Police Department Pestered for PermitsAll day long yesterday High Sheriff Brown and Deputy Sheriff Chillingworth were pestered with applications for permission to carry firearms. In the majority of cases the applicants were business and professional men, who stated that while they did not expect to be held up, they wanted to be prepared for emergencies, and as they had no desire to infringe, the law, decided to ask for the necessary permit. Among the applicants were three doctors.

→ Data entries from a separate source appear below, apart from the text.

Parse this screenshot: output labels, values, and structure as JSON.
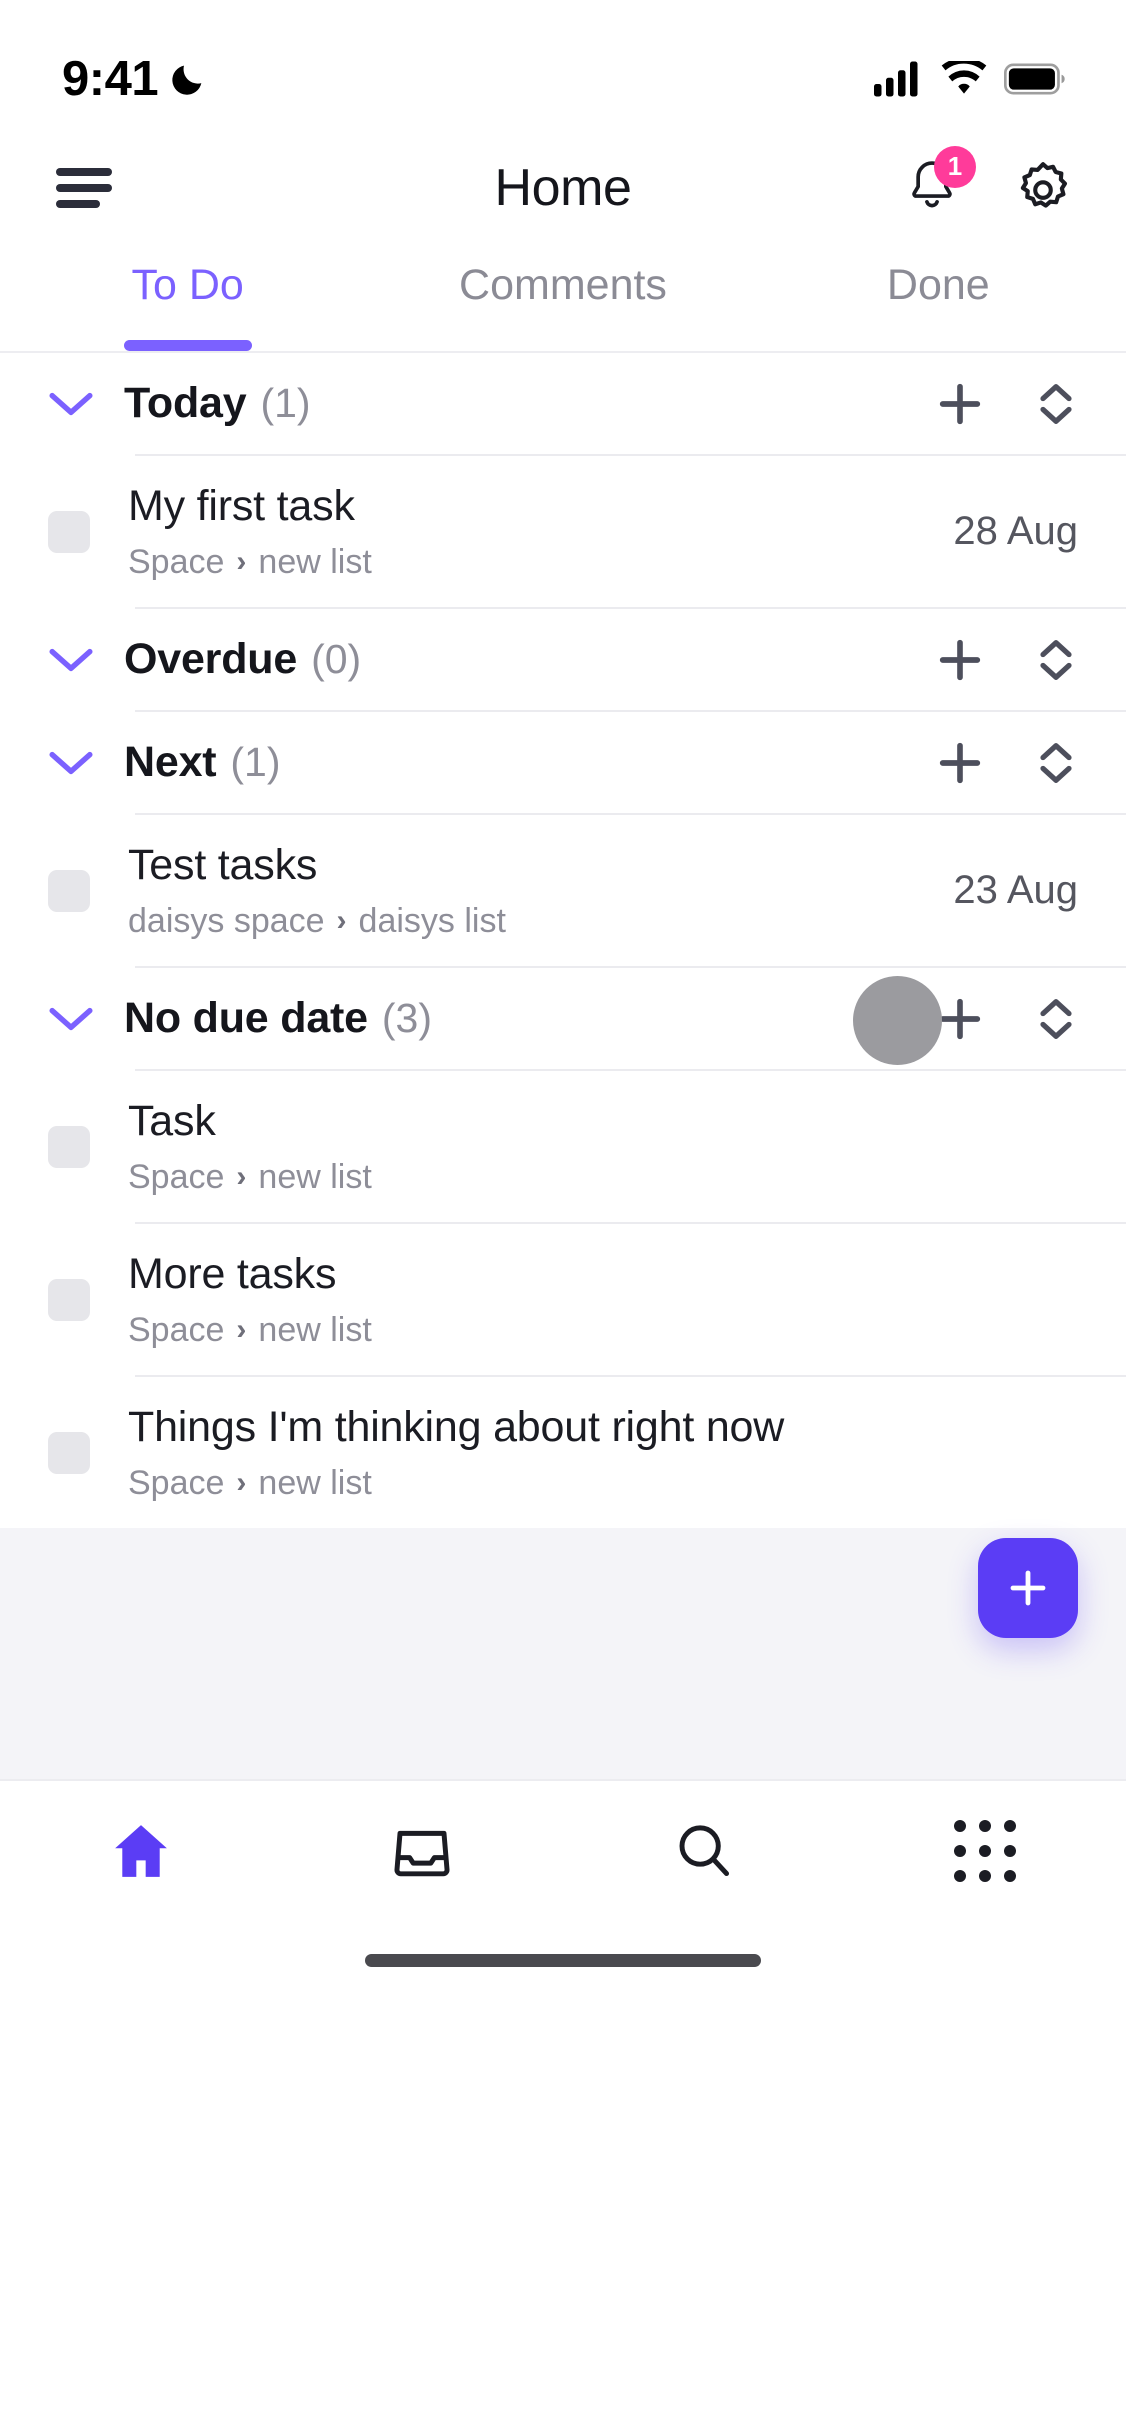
{
  "status_bar": {
    "time": "9:41",
    "dnd_icon": "moon-icon",
    "cellular_icon": "cellular-signal-icon",
    "wifi_icon": "wifi-icon",
    "battery_icon": "battery-full-icon"
  },
  "header": {
    "menu_icon": "hamburger-menu-icon",
    "title": "Home",
    "notifications_icon": "bell-icon",
    "notifications_badge": "1",
    "settings_icon": "gear-icon"
  },
  "tabs": [
    {
      "label": "To Do",
      "active": true
    },
    {
      "label": "Comments",
      "active": false
    },
    {
      "label": "Done",
      "active": false
    }
  ],
  "colors": {
    "accent_purple": "#7B61FF",
    "fab_purple": "#5B3DF5",
    "badge_pink": "#FF3B9A",
    "muted_text": "#8E8E98",
    "empty_bg": "#F4F4F8",
    "touch_circle": "#9B9B9F"
  },
  "section_icons": {
    "collapse_icon": "chevron-down-icon",
    "add_icon": "plus-icon",
    "sort_icon": "chevron-up-down-sort-icon",
    "checkbox_icon": "task-checkbox-icon",
    "breadcrumb_separator": "›"
  },
  "sections": [
    {
      "title": "Today",
      "count": "(1)",
      "tasks": [
        {
          "title": "My first task",
          "space": "Space",
          "list": "new list",
          "date": "28 Aug"
        }
      ]
    },
    {
      "title": "Overdue",
      "count": "(0)",
      "tasks": []
    },
    {
      "title": "Next",
      "count": "(1)",
      "tasks": [
        {
          "title": "Test tasks",
          "space": "daisys space",
          "list": "daisys list",
          "date": "23 Aug"
        }
      ]
    },
    {
      "title": "No due date",
      "count": "(3)",
      "tasks": [
        {
          "title": "Task",
          "space": "Space",
          "list": "new list",
          "date": ""
        },
        {
          "title": "More tasks",
          "space": "Space",
          "list": "new list",
          "date": ""
        },
        {
          "title": "Things I'm thinking about right now",
          "space": "Space",
          "list": "new list",
          "date": ""
        }
      ]
    }
  ],
  "fab": {
    "icon": "plus-icon",
    "label": "+"
  },
  "bottom_nav": [
    {
      "icon": "home-icon",
      "active": true
    },
    {
      "icon": "inbox-tray-icon",
      "active": false
    },
    {
      "icon": "search-icon",
      "active": false
    },
    {
      "icon": "apps-grid-icon",
      "active": false
    }
  ]
}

They were told by Sheriff Brown that he could give them no permit to carry a gun unless they were commissioned as special officers. He said, however, that if they thought they needed protection in the shape of a revolver, they could go ahead and carry one without interference from him, unless they shot some innocent person, in which case they were warned it would go hard with them.
"I'll guarantee." said Sheriff Brown to a reporter last night, "that if the audience at the Orpheum were searched, fifty guns would be found. I don't mind a man carrying a gun provided he brings us a man at the end of it now and again.
"There are undoubtedly a lot of unemployed at present in town, but I am of the opinion that the present scare is exaggerated. People hear of a hold-up and think so much about it that they get to be afraid of their own shadows. Then, again, I am of the opinion that a lot of curiosity seekers are going around of a night looking for footpads, burglars and the like. These individuals are seen in the dark by other persons, who in turn take them for footpads, and so the thing grows and the town is reported to be alive with criminals...."[The Hawaiian Gazette, Honolulu, H.T., Friday, January 17, 1902. Vol. XXXVII, No. 5. Pg. 5]
It is almost funny. if it were not so sad. That the citizen was worried about "infringing" an unconstitutional 'law'. Especially when the right to arms that it concerns, is a right that "shall not be infringed".